Wednesday, September 14, 2005

Ketoprak

Ketoprak
Oleh: Mushab Syuhada

“Ketopraknya masih ada, pak?“ tanyaku di balik kaca mobil kepada seorang penjual ketoprak yang tiap malam mangkal di tepi jalan itu.
“Masih.. Masih banyak, mas!” sahutnya sambil tersenyum. Segera ia bangkit dari duduknya dan dengan gesit mengerjakan pekerjaannya. Kegembiraannya mendapati aku sebagai seorang pembeli terlihat dari raut wajahnya.

Aku termenung sebentar melihat semangat bapak paruh baya itu bekerja. Pandangan matanya tulus. Aku tahu, ia bekerja untuk mencari uang. Untuk menghidupinya. Dan mungkin juga untuk menghidupi anak istrinya. Sekali lagi aku berpikir, apakah cukup penghasilan seorang penjual ketoprak untuk memenuhi kebutuhan-kebutuhan hidup?

“Ramai malam ini, pak?” tanyaku kepada si pemilik wajah berseri-seri itu.
“Nggak, mas. Sebulan terakhir ini sepi pembeli. Untuk malam ini ya… baru mas saja yang membeli” jawabnya. Leherku tersekat mendengar jawabannya. Pantas ia begitu gembira begitu aku menepikan mobil di depan gerobaknya. “Hanya pesan satu bungkus, mas?” tanyanya memecah lamunan singkatku
“Eh, saya pesan tiga bungkus, pak!” sahutku. Ia tersenyum sambil mengangguk.

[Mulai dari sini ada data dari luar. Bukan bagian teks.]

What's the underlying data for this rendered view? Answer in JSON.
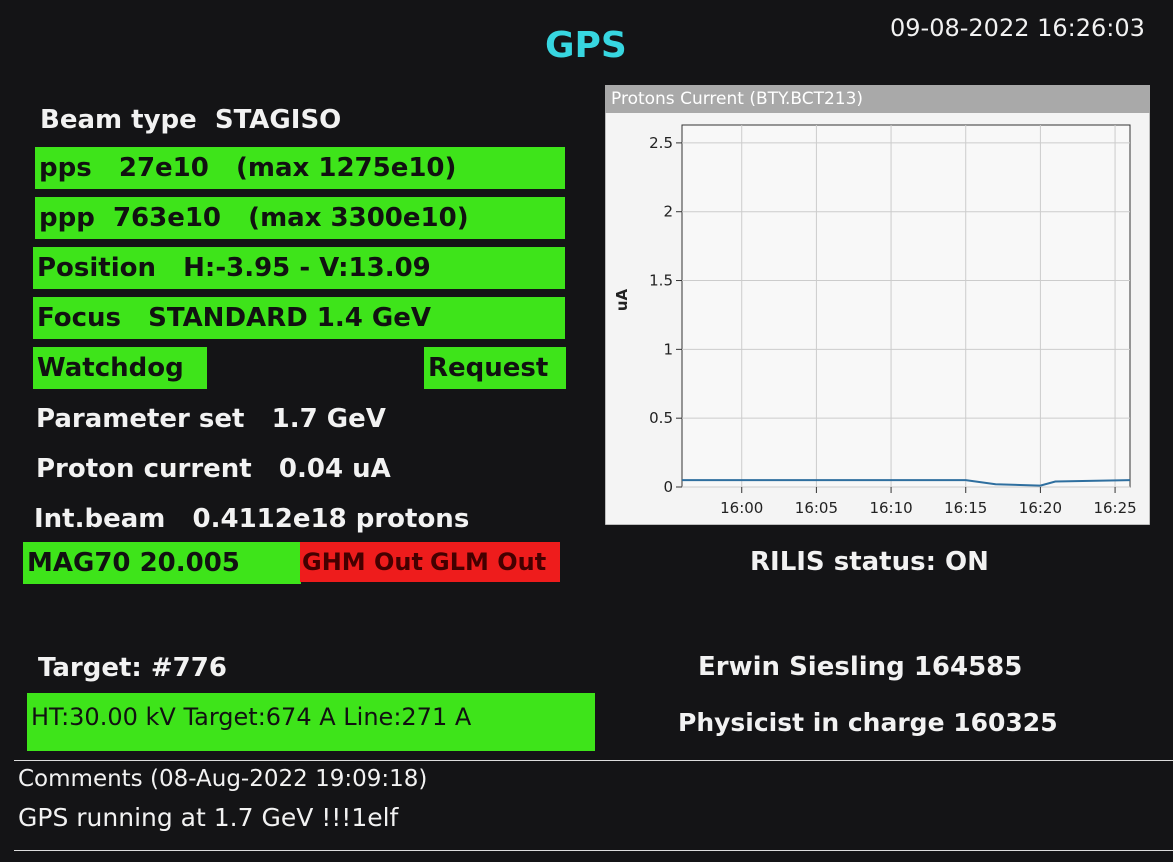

“Berapa semua, pak?” tanyaku. Laki-laki itu menggenggam selembar uang seribu rupiah.
“Sepuluh ribu, mas” katanya. Aku tahu maksudnya. Ia memintaku memberikan sepuluh ribuan dan ia akan mengembalikan seribu rupiah yang ia genggam kepadaku. Harga tiga bungkus ketoprak itu sembilan ribu rupiah.
“Sudah, pak. Seribu rupiahnya bapak simpan saja” kataku.
“Bukan begitu, mas. Saya hanya ingin satu lembar sepuluh ribuan utuh saja. Biar tidak terlalu banyak receh” jawabnya. Lalu memasukkan selembar seribu rupiah itu pada pelastik hitam bersama tiga bungkus ketoprak. Jujur sekali bapak ini, batinku.
“Bapak punya pekerjaan lain selain berdagang ketoprak?” tanyaku lagi sambil mengambil pelastik itu.
“Tidak. Hanya jualan ketoprak saja. Pagi hari saya pergi membeli bahan-bahan dan mempersiapkan dagangan. Jam empat sore saya mulai berdagang. Walaupun hasilnya tidak seberapa, saya senang dapat berjualan dengan cara halal, mas.”

***

Dalam perjalanan pulang, aku banyak bersyukur karena saat ini aku masih bisa mengendarai sebuah merci. Orang tuaku serba berkecukupan. Rumah kami tergolong mewah di wilayah Pondok Indah. Pekerjaan orang tuaku tidak membutuhkan banyak tenaga dibandingkan dengan bapak penjual ketoprak tadi. Hanya duduk di ruangan ber-ac, membolak-balikkan kertas, angkat telepon, tanda tangan, dapat gajinya jauh berlipat-lipat dari pada bapak yang tiap malam duduk-duduk di tepi jalan itu menanti kunjungan pembeli.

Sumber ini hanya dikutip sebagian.